(CN) – The father of a 22-year-old soldier killed in the 1996 bombing of a U.S. military base in Saudi Arabia was awarded $5.15 million in punitive damages by a federal judge in Washington, D.C.
Joseph Rimkus had won a judgment against Iran, the Iranian Ministry of Information and Security and the Iranian Revolutionary Guard Corps in 2008, but the court awarded $5 million in compensatory damages and no punitive damages, because the laws at that time did not allow for punitive damages.
Rimkus’ son, Joseph Edward, was one of 19 U.S. Air Force personnel killed in the June 25, 1996 bombing of a military residence called Khobar Towers. Hundreds of others were injured in the blast, which reduced a building to rubble.

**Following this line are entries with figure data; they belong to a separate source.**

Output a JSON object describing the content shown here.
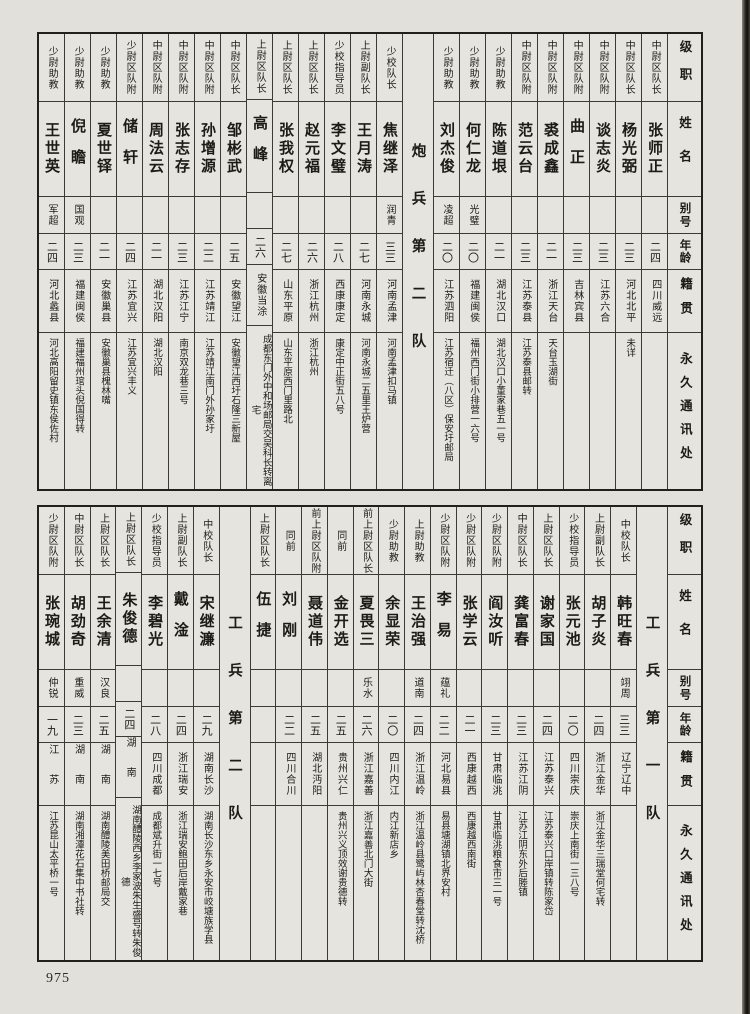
{
  "page": {
    "number": "975"
  },
  "headers": [
    "级职",
    "姓名",
    "别号",
    "年龄",
    "籍贯",
    "永久通讯处"
  ],
  "tables": [
    {
      "columns": [
        {
          "rank": "中尉区队长",
          "name": "张师正",
          "alias": "",
          "age": "二四",
          "native": "四川威远",
          "address": ""
        },
        {
          "rank": "中尉区队长",
          "name": "杨光弼",
          "alias": "",
          "age": "二三",
          "native": "河北北平",
          "address": "未详"
        },
        {
          "rank": "中尉区队附",
          "name": "谈志炎",
          "alias": "",
          "age": "二三",
          "native": "江苏六合",
          "address": ""
        },
        {
          "rank": "中尉区队附",
          "name": "曲正",
          "alias": "",
          "age": "二三",
          "native": "吉林宾县",
          "address": ""
        },
        {
          "rank": "中尉区队附",
          "name": "裘成鑫",
          "alias": "",
          "age": "二一",
          "native": "浙江天台",
          "address": "天台玉湖街"
        },
        {
          "rank": "中尉区队附",
          "name": "范云台",
          "alias": "",
          "age": "二三",
          "native": "江苏泰县",
          "address": "江苏泰县邮转"
        },
        {
          "rank": "少尉助教",
          "name": "陈道垠",
          "alias": "",
          "age": "二一",
          "native": "湖北汉口",
          "address": "湖北汉口小董家巷五一号"
        },
        {
          "rank": "少尉助教",
          "name": "何仁龙",
          "alias": "光璧",
          "age": "二〇",
          "native": "福建闽侯",
          "address": "福州西门街小排营一六号"
        },
        {
          "rank": "少尉助教",
          "name": "刘杰俊",
          "alias": "凌超",
          "age": "二〇",
          "native": "江苏泗阳",
          "address": "江苏宿迁（八区）保安圩邮局"
        },
        {
          "section": "炮兵第二队"
        },
        {
          "rank": "少校队长",
          "name": "焦继泽",
          "alias": "润青",
          "age": "三三",
          "native": "河南孟津",
          "address": "河南孟津扣马镇"
        },
        {
          "rank": "上尉副队长",
          "name": "王月涛",
          "alias": "",
          "age": "二七",
          "native": "河南永城",
          "address": "河南永城二五里王炉营"
        },
        {
          "rank": "少校指导员",
          "name": "李文璧",
          "alias": "",
          "age": "二八",
          "native": "西康康定",
          "address": "康定中正街五八号"
        },
        {
          "rank": "上尉区队长",
          "name": "赵元福",
          "alias": "",
          "age": "二六",
          "native": "浙江杭州",
          "address": "浙江杭州"
        },
        {
          "rank": "上尉区队长",
          "name": "张我权",
          "alias": "",
          "age": "二七",
          "native": "山东平原",
          "address": "山东平原西门里路北"
        },
        {
          "rank": "上尉区队长",
          "name": "高峰",
          "alias": "",
          "age": "二六",
          "native": "安徽当涂",
          "address": "成都东门外中和场邮局交吴科长转离宅"
        },
        {
          "rank": "中尉区队长",
          "name": "邹彬武",
          "alias": "",
          "age": "二五",
          "native": "安徽望江",
          "address": "安徽望江西圩石隆三新屋"
        },
        {
          "rank": "中尉区队附",
          "name": "孙增源",
          "alias": "",
          "age": "二二",
          "native": "江苏靖江",
          "address": "江苏靖江南门外孙家圩"
        },
        {
          "rank": "中尉区队附",
          "name": "张志存",
          "alias": "",
          "age": "二三",
          "native": "江苏江宁",
          "address": "南京双龙巷三号"
        },
        {
          "rank": "中尉区队附",
          "name": "周法云",
          "alias": "",
          "age": "二一",
          "native": "湖北汉阳",
          "address": "湖北汉阳"
        },
        {
          "rank": "少尉区队附",
          "name": "储轩",
          "alias": "",
          "age": "二四",
          "native": "江苏宜兴",
          "address": "江苏宜兴丰义"
        },
        {
          "rank": "少尉助教",
          "name": "夏世铎",
          "alias": "",
          "age": "二一",
          "native": "安徽巢县",
          "address": "安徽巢县槐林嘴"
        },
        {
          "rank": "少尉助教",
          "name": "倪瞻",
          "alias": "国观",
          "age": "二三",
          "native": "福建闽侯",
          "address": "福建福州琯头倪国得转"
        },
        {
          "rank": "少尉助教",
          "name": "王世英",
          "alias": "军超",
          "age": "二四",
          "native": "河北蠡县",
          "address": "河北高阳留史镇东侯佐村"
        }
      ]
    },
    {
      "columns": [
        {
          "section": "工兵第一队"
        },
        {
          "rank": "中校队长",
          "name": "韩旺春",
          "alias": "翊周",
          "age": "三三",
          "native": "辽宁辽中",
          "address": ""
        },
        {
          "rank": "上尉副队长",
          "name": "胡子炎",
          "alias": "",
          "age": "二四",
          "native": "浙江金华",
          "address": "浙江金华三瑞堂何宅转"
        },
        {
          "rank": "少校指导员",
          "name": "张元池",
          "alias": "",
          "age": "二〇",
          "native": "四川崇庆",
          "address": "崇庆上南街一三八号"
        },
        {
          "rank": "上尉区队长",
          "name": "谢家国",
          "alias": "",
          "age": "二四",
          "native": "江苏泰兴",
          "address": "江苏泰兴口岸镇转陈家岱"
        },
        {
          "rank": "中尉区队长",
          "name": "龚富春",
          "alias": "",
          "age": "二三",
          "native": "江苏江阴",
          "address": "江苏江阴东外后塍镇"
        },
        {
          "rank": "少尉区队附",
          "name": "阎汝听",
          "alias": "",
          "age": "二三",
          "native": "甘肃临洮",
          "address": "甘肃临洮粮食市三一号"
        },
        {
          "rank": "少尉区队附",
          "name": "张学云",
          "alias": "",
          "age": "二一",
          "native": "西康越西",
          "address": "西康越西南街"
        },
        {
          "rank": "少尉区队附",
          "name": "李易",
          "alias": "蕴礼",
          "age": "二二",
          "native": "河北易县",
          "address": "易县塘湖镇北界安村"
        },
        {
          "rank": "上尉助教",
          "name": "王治强",
          "alias": "道南",
          "age": "二四",
          "native": "浙江温岭",
          "address": "浙江温岭县鹭屿林杏春堂转沈桥"
        },
        {
          "rank": "少尉助教",
          "name": "余显荣",
          "alias": "",
          "age": "二〇",
          "native": "四川内江",
          "address": "内江新店乡"
        },
        {
          "rank": "前上尉区队长",
          "name": "夏畏三",
          "alias": "乐水",
          "age": "二六",
          "native": "浙江嘉善",
          "address": "浙江嘉善北门大街"
        },
        {
          "rank": "同前",
          "name": "金开选",
          "alias": "",
          "age": "二五",
          "native": "贵州兴仁",
          "address": "贵州兴义顶效谢贵德转"
        },
        {
          "rank": "前上尉区队附",
          "name": "聂道伟",
          "alias": "",
          "age": "二五",
          "native": "湖北沔阳",
          "address": ""
        },
        {
          "rank": "同前",
          "name": "刘刚",
          "alias": "",
          "age": "二二",
          "native": "四川合川",
          "address": ""
        },
        {
          "rank": "上尉区队长",
          "name": "伍捷",
          "alias": "",
          "age": "",
          "native": "",
          "address": ""
        },
        {
          "section": "工兵第二队"
        },
        {
          "rank": "中校队长",
          "name": "宋继濂",
          "alias": "",
          "age": "二九",
          "native": "湖南长沙",
          "address": "湖南长沙东乡永安市峧塘族学县"
        },
        {
          "rank": "上尉副队长",
          "name": "戴淦",
          "alias": "",
          "age": "二四",
          "native": "浙江瑞安",
          "address": "浙江瑞安鲍田后岸戴家巷"
        },
        {
          "rank": "少校指导员",
          "name": "李碧光",
          "alias": "",
          "age": "二八",
          "native": "四川成都",
          "address": "成都斌升街一七号"
        },
        {
          "rank": "上尉区队长",
          "name": "朱俊德",
          "alias": "",
          "age": "二四",
          "native": "湖南",
          "address": "湖南醴陵西乡李家波朱生盛号转朱俊德"
        },
        {
          "rank": "上尉区队长",
          "name": "王余清",
          "alias": "汉良",
          "age": "二五",
          "native": "湖南",
          "address": "湖南醴陵美田桥邮局交"
        },
        {
          "rank": "中尉区队长",
          "name": "胡劲奇",
          "alias": "重威",
          "age": "二三",
          "native": "湖南",
          "address": "湖南湘潭花石集中书社转"
        },
        {
          "rank": "少尉区队附",
          "name": "张琬城",
          "alias": "仲锐",
          "age": "一九",
          "native": "江苏",
          "address": "江苏昆山太平桥一号"
        }
      ]
    }
  ]
}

“At the time, this was the largest non-nuclear explosion to have ever occurred,” according to the ruling.
Chief U.S. District Judge Royce Lamberth noted that Congress has since enacted the National Defense Authorization Act (NDAA), which created a new state-sponsored terrorism exception that allows victims of terrorist acts to recover punitive damages.
With the new legislation, Rimkus filed an action seeking $2 billion in punitive damages.
“Rimkus I plainly establishes that a civil – indeed, an inhuman – wrong has occurred,” Lamberth wrote. “The court thus does not hesitate to permit plaintiff to pursue punitive damages here.”
Lamberth added that Rimkus’ action aligns with the intent of Congress in passing NDAA.
“The case before the court fits the model that Congress envisioned when passing the NDAA,” Lamberth wrote. “Here, Mr. Rimkus has already successfully pursued an action against defendants for their heinous conduct under the former exception and obtained a judgment for compensatory relief.”
In deciding to award $5.15 million in punitive damages, Lamberth cited a ruling in a seperate lawsuit against Iran that stemmed from the same terrorist attack that killed Rimkus’ son. In Heiser II, the court awarded $1.03 in punitive damages for every dollar of compensatory damages awarded.